Number 6: a TV contribution is not an image video - TV Programmes report, rather than advertise.

A television team rarely has enough time and therefore needs to finish shooting as quickly as possible. Broadcast cameras, they are called ENG (electronic field production) teams, also work differently. The filmed material is intended to illustrate a story and not to advertise. Usually, except for interviews, no additional light is set, both the camera part and the optics are a compromise, sufficient for the quality of a television broadcast, but rarely sufficient for a good promotional video. The cameraman usually operates alone and has several other shoots on that day. A TV report is good for the PR of a company, but it is far from being an advertisement.

 

Number 7: Nothing really works when done in a rush -  a decent video takes time, two hours are not enough

Yes, sure, the result may not be that bad, and well some takes are not that bad... For a professional video, however, it takes at least one day, because just carefully illuminating the individual scenes takes at least an hour, that's why the whole thing takes time.
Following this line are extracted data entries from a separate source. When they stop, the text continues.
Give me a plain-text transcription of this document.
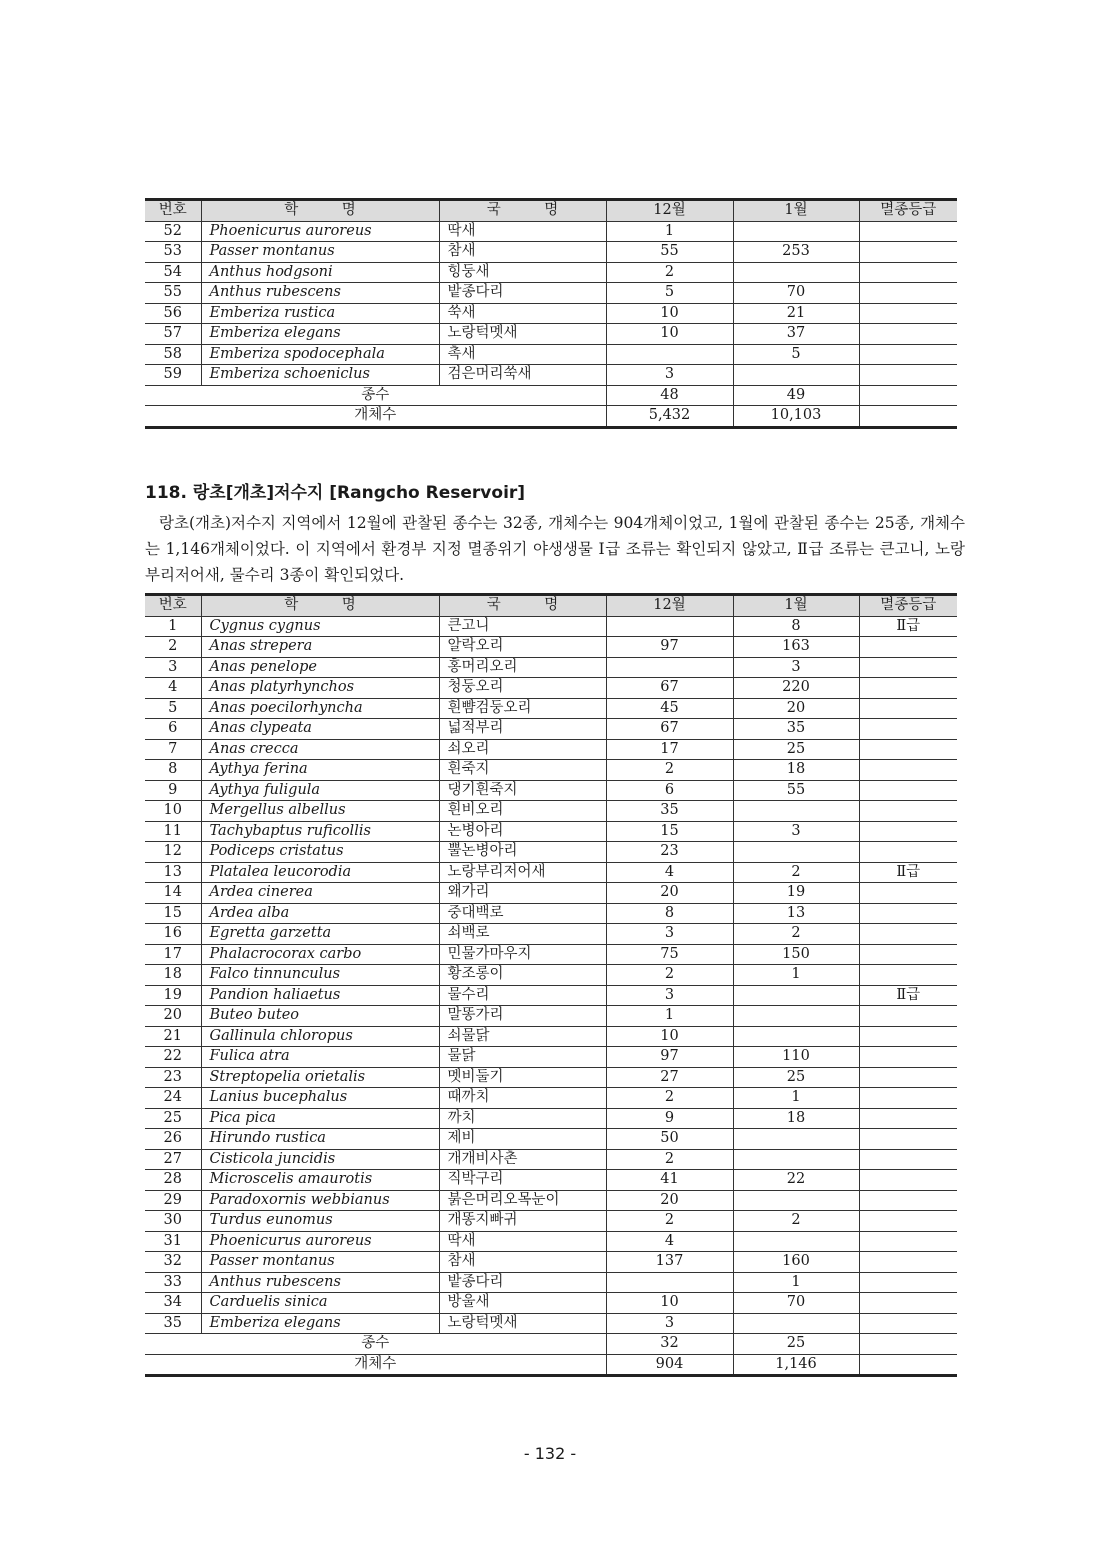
번호	학　　　명	국　　　명	12월	1월	멸종등급
52	Phoenicurus auroreus	딱새	1		
53	Passer montanus	참새	55	253	
54	Anthus hodgsoni	힝둥새	2		
55	Anthus rubescens	밭종다리	5	70	
56	Emberiza rustica	쑥새	10	21	
57	Emberiza elegans	노랑턱멧새	10	37	
58	Emberiza spodocephala	촉새		5	
59	Emberiza schoeniclus	검은머리쑥새	3		
종수			48	49	
개체수			5,432	10,103	
118. 랑초[개초]저수지 [Rangcho Reservoir]
랑초(개초)저수지 지역에서 12월에 관찰된 종수는 32종, 개체수는 904개체이었고, 1월에 관찰된 종수는 25종, 개체수는 1,146개체이었다. 이 지역에서 환경부 지정 멸종위기 야생생물 Ⅰ급 조류는 확인되지 않았고, Ⅱ급 조류는 큰고니, 노랑부리저어새, 물수리 3종이 확인되었다.
번호	학　　　명	국　　　명	12월	1월	멸종등급
1	Cygnus cygnus	큰고니		8	Ⅱ급
2	Anas strepera	알락오리	97	163	
3	Anas penelope	홍머리오리		3	
4	Anas platyrhynchos	청둥오리	67	220	
5	Anas poecilorhyncha	흰뺨검둥오리	45	20	
6	Anas clypeata	넓적부리	67	35	
7	Anas crecca	쇠오리	17	25	
8	Aythya ferina	흰죽지	2	18	
9	Aythya fuligula	댕기흰죽지	6	55	
10	Mergellus albellus	흰비오리	35		
11	Tachybaptus ruficollis	논병아리	15	3	
12	Podiceps cristatus	뿔논병아리	23		
13	Platalea leucorodia	노랑부리저어새	4	2	Ⅱ급
14	Ardea cinerea	왜가리	20	19	
15	Ardea alba	중대백로	8	13	
16	Egretta garzetta	쇠백로	3	2	
17	Phalacrocorax carbo	민물가마우지	75	150	
18	Falco tinnunculus	황조롱이	2	1	
19	Pandion haliaetus	물수리	3		Ⅱ급
20	Buteo buteo	말똥가리	1		
21	Gallinula chloropus	쇠물닭	10		
22	Fulica atra	물닭	97	110	
23	Streptopelia orietalis	멧비둘기	27	25	
24	Lanius bucephalus	때까치	2	1	
25	Pica pica	까치	9	18	
26	Hirundo rustica	제비	50		
27	Cisticola juncidis	개개비사촌	2		
28	Microscelis amaurotis	직박구리	41	22	
29	Paradoxornis webbianus	붉은머리오목눈이	20		
30	Turdus eunomus	개똥지빠귀	2	2	
31	Phoenicurus auroreus	딱새	4		
32	Passer montanus	참새	137	160	
33	Anthus rubescens	밭종다리		1	
34	Carduelis sinica	방울새	10	70	
35	Emberiza elegans	노랑턱멧새	3		
종수			32	25	
개체수			904	1,146	
- 132 -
How do you usually recognize that you are dealing with professionals (except for the topic of music, which we have already mentioned). First of all by the light: a good cameraman uses the available light sources and tries to amplify or weaken the natural light to create the picture. In order for the orange juice to shine at the breakfast buffet, spotlights (e.g. Dedo Lights) that need to be set precisely are needed, nothing lights up by itself. Professional film lights are not stage spotlights (the famous silver jugs) and certainly not construction site spotlights. Next big point is the camera: the size alone does not matter anymore, on the contrary, it is astonishing what all the technology can be produced today in the smallest space. And modern cameras today consist of a chip or sensor and a lot of software that interprets the light signals captured via the optics as images. Cameras don't have to be "big" nowadays, but professional equipment can usually be recognized by the optics and the tripod. Let's stay with the tripod: three tripod legs that are infinitely adjustable, the tripod is available in every variant - even if the tripod knuckles are fully extended, stable and without wobbling. The tripod head rests on the three legs in a bowl, on the top of which the camera is mounted. The head is also larger and, above all, usually quite heavy, swivel levers can be mounted on the left and right. But what a professional, except for a TV camera, rarely uses: a remote control for zoom and focus mounted on the swivel lever. Professionals do not use autofocus either, but pull the focus manually, usually via an adjustment ring - the follow focus, which is mounted on bars near the optics. Keyword optics - professional optics also look like this and usually cost a multiple of what you would be willing to spend on them. And professionals usually also have an external monitor with them, on which they can check the settings before and after shooting on the set.

It's the same for a cook, you can differenciate by the way he holds a knife in his hand and how he cuts onions if he's a professional or an amateur.